This is a rough take. Not every study has to be fully ecologically valid to show us something interesting about human behavior. The authors have presented you with a real, observed difference. What is your interpretation of that difference? Why do you think there is a difference? These people were ostensibly not told that the study was explicitly investigating gender differences, so why is there one?
The male BYU students in the study are performing masculinity. They're claiming to look straight ahead, turning neither to the right nor to the left, because they think that's what Real Men do.
(This is a dumb hypothesis. But there's nothing in the study that allows us to refute it. I'm just saying the study could be improved).
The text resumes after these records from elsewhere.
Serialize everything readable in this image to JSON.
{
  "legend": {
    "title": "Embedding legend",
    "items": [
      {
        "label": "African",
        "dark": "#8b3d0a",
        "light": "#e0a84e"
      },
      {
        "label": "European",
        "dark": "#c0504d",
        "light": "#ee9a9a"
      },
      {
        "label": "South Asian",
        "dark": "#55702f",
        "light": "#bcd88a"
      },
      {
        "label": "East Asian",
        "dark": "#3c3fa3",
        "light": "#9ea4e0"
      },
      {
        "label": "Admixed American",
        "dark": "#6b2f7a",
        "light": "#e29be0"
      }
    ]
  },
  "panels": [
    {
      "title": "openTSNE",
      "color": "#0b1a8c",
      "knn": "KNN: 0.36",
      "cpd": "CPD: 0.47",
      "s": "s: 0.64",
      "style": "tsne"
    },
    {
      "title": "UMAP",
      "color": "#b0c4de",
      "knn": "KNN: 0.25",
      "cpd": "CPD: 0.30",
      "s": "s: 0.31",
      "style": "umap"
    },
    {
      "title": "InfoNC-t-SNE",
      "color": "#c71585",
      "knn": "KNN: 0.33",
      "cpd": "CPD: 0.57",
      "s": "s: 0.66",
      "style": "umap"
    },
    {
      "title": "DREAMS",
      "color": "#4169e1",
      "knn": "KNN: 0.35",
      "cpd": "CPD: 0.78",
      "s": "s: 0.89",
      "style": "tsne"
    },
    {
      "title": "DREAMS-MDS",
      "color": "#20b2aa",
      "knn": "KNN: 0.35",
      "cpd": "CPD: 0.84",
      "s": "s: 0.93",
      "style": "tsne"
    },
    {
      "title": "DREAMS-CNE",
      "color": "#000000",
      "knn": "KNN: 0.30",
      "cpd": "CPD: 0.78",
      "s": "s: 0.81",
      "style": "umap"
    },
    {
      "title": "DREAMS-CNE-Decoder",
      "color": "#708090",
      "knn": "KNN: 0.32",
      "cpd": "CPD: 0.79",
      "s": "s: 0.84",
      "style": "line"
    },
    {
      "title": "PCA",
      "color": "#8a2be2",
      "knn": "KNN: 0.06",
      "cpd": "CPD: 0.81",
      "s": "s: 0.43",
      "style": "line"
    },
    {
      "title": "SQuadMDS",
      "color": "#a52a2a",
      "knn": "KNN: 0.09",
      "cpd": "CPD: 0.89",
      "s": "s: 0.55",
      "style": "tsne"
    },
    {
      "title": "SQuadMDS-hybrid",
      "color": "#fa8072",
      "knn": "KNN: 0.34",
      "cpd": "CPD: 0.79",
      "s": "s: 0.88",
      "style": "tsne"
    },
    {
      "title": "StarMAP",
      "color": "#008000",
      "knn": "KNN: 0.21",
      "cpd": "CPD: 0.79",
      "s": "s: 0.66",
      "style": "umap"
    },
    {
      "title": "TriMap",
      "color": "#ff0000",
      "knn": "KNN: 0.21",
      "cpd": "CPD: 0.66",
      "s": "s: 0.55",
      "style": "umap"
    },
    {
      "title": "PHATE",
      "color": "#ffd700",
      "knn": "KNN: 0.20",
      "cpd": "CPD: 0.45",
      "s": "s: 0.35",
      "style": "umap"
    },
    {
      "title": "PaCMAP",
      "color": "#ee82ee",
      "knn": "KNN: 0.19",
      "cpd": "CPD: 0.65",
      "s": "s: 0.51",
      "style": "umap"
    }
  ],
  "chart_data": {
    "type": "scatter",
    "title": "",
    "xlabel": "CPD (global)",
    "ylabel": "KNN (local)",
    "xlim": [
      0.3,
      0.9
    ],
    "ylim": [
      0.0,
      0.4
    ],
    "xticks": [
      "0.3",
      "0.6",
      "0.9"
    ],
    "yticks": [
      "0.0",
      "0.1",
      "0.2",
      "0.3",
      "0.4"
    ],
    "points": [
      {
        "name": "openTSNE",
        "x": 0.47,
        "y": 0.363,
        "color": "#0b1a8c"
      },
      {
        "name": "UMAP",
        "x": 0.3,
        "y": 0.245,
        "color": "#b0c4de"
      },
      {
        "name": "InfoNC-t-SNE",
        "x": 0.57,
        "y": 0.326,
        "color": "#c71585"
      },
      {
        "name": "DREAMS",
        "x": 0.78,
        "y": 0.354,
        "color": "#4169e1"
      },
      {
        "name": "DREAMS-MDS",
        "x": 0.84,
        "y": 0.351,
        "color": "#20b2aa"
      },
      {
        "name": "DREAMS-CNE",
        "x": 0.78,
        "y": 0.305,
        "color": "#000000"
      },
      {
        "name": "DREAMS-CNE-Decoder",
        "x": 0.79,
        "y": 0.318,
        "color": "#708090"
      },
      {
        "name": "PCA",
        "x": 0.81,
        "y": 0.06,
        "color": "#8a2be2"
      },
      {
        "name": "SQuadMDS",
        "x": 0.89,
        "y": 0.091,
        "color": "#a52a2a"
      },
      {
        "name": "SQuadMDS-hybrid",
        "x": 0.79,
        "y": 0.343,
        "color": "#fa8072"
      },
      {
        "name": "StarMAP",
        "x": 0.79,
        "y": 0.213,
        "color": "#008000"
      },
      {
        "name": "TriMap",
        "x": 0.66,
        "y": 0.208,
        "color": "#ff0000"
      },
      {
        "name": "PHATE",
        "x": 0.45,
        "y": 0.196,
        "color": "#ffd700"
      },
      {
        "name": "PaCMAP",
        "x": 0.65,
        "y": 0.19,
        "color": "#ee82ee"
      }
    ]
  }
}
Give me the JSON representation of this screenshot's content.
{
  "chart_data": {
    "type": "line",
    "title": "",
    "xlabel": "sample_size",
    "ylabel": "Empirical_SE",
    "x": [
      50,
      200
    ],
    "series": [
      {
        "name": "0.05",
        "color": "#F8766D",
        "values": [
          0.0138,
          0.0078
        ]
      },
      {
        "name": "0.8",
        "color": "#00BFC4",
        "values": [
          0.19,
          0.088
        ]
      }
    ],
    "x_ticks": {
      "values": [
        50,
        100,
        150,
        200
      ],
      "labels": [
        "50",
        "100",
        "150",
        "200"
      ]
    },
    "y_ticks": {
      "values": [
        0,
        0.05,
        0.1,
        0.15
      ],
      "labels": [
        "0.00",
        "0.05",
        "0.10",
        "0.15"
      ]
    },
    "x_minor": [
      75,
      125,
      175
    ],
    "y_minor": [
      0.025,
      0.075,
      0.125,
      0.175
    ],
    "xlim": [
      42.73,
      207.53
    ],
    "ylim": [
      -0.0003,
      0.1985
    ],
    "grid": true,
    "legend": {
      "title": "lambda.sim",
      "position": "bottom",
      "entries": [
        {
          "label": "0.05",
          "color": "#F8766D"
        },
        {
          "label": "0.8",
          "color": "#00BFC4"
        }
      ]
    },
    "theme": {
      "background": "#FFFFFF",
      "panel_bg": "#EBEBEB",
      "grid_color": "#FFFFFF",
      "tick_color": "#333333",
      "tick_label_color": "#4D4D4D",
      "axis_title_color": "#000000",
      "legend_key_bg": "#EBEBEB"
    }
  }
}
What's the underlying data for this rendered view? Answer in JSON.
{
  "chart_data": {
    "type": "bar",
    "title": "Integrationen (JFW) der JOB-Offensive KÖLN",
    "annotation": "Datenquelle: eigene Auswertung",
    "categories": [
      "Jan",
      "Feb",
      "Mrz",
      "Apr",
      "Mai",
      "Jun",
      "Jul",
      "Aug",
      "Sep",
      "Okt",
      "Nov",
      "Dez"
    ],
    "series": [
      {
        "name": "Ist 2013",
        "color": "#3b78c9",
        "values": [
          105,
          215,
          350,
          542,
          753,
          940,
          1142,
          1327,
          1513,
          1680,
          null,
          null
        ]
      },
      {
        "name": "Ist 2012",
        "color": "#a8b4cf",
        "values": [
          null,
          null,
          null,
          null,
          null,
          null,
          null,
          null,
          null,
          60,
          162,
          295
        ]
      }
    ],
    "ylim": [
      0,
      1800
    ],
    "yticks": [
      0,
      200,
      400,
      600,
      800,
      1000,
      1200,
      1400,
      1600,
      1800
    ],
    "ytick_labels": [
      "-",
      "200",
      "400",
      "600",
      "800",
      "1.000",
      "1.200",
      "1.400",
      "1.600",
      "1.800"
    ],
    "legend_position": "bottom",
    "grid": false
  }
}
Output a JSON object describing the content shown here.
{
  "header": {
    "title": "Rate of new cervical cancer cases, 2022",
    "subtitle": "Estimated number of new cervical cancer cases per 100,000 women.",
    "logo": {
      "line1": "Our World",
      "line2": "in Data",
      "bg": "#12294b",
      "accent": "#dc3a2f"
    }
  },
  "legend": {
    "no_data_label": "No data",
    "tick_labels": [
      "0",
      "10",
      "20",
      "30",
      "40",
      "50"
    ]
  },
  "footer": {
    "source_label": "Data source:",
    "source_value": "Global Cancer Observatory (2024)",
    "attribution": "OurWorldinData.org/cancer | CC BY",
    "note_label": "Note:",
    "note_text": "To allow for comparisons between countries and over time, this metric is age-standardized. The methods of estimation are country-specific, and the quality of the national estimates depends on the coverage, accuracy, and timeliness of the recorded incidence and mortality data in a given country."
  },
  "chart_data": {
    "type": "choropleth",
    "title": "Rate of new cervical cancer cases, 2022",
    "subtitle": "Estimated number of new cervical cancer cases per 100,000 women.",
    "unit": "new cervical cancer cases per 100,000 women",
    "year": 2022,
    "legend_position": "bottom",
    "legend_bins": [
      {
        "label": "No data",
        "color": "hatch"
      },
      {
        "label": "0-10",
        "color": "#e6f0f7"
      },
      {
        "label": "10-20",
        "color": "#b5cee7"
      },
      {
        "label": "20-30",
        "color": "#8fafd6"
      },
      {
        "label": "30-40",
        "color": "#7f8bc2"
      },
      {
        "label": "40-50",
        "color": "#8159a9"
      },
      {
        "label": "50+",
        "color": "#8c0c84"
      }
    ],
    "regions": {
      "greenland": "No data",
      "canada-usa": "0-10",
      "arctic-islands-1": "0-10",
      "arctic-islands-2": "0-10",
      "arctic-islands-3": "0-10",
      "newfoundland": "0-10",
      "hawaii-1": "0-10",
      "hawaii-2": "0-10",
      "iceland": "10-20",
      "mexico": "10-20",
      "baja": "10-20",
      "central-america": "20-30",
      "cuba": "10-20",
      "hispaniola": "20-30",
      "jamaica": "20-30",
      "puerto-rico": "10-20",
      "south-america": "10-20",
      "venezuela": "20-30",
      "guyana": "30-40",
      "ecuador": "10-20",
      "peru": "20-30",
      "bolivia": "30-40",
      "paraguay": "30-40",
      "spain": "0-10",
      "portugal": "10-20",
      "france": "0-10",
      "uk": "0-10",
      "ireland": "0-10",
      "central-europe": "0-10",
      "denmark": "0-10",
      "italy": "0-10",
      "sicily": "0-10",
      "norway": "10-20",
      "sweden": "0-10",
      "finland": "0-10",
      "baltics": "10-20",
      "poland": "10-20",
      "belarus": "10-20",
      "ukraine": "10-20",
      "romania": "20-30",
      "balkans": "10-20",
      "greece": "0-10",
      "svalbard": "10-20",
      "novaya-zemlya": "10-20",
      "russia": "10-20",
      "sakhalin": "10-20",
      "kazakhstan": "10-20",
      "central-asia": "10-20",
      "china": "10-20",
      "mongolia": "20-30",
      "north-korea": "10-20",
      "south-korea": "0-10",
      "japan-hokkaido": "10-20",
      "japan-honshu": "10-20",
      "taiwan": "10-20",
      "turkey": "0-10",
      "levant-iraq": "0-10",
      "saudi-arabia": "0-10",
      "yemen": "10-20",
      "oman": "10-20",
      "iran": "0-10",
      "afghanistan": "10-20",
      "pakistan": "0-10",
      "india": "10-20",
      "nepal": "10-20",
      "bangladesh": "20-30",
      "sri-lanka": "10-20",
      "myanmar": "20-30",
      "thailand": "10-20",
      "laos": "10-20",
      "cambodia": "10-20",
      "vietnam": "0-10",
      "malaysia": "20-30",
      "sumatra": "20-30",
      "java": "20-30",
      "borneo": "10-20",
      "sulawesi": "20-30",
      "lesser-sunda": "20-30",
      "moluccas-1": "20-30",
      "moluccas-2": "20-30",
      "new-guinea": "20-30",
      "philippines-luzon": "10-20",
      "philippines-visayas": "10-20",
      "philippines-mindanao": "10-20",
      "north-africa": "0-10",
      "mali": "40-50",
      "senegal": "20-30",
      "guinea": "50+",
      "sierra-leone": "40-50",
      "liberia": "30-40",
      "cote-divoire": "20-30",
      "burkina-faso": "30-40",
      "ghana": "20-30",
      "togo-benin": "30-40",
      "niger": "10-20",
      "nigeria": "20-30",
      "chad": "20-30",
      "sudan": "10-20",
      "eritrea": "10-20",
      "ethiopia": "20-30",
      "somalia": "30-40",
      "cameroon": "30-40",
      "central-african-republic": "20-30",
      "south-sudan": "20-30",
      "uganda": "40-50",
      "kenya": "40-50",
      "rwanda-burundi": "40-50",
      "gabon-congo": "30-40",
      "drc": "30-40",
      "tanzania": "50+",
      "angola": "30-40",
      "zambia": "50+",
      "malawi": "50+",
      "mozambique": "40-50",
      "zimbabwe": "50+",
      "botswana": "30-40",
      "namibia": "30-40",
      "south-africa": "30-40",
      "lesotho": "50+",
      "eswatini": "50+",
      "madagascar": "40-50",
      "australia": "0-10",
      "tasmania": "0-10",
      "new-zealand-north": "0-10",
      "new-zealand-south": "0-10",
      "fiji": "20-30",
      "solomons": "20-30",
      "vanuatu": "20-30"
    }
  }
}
That's certainly a potential follow up hypothesis. Surely this study can be improved, but conversely not every study has to answer every question or be perfectly ecologically valid before it is worthy of publication. For all its faults, the scope of these results is clear, and worth discussing. The authors have a hypothesis - women visually assess scenes differently to men when in the context of walking through them - and have chosen an operationalization that, while not literally strapping an eye tracker to someone while they walk through campus, is a reasonable proxy for it within the time, budget, and technology constraints of the research group. This effort has produced a clear result. Future studies can now be developed that improve the design methodologically and ecologically and dig into alternatives and further nuances.
I know from UX studies that eye-tracking gives a completely different heat map than click-tracking on the same web page and task (because one's measuring how you scan a page and the other's measuring what you click on after scanning the page). This is previous experience that makes me super wary of click-tracking being used to measure scanning behaviour. To me it's akin to saying "we measured the color of the solution with a thermometer", it's just the wrong tool for the job. That's why I don't think it's a reasonable proxy.
I think "future studies can now be developed" is exactly what I'm hoping for.
Video would seem to be an improvement over still images.
If we're fleshing it out, I think a wider array of college students (BYU may have its own issues) and adding some "neutral" spaces to the test might yield more information. (Although if being "wary" is habitual, the behaviour would probably still show up in neutral spaces?)
You know that thing where >95% of people claim to be above-average drivers? I'd like to rule that out.
Once again, because I think my comment will be misconstrued if I don't attach a disclaimer: I believe the result, but I don't believe the study.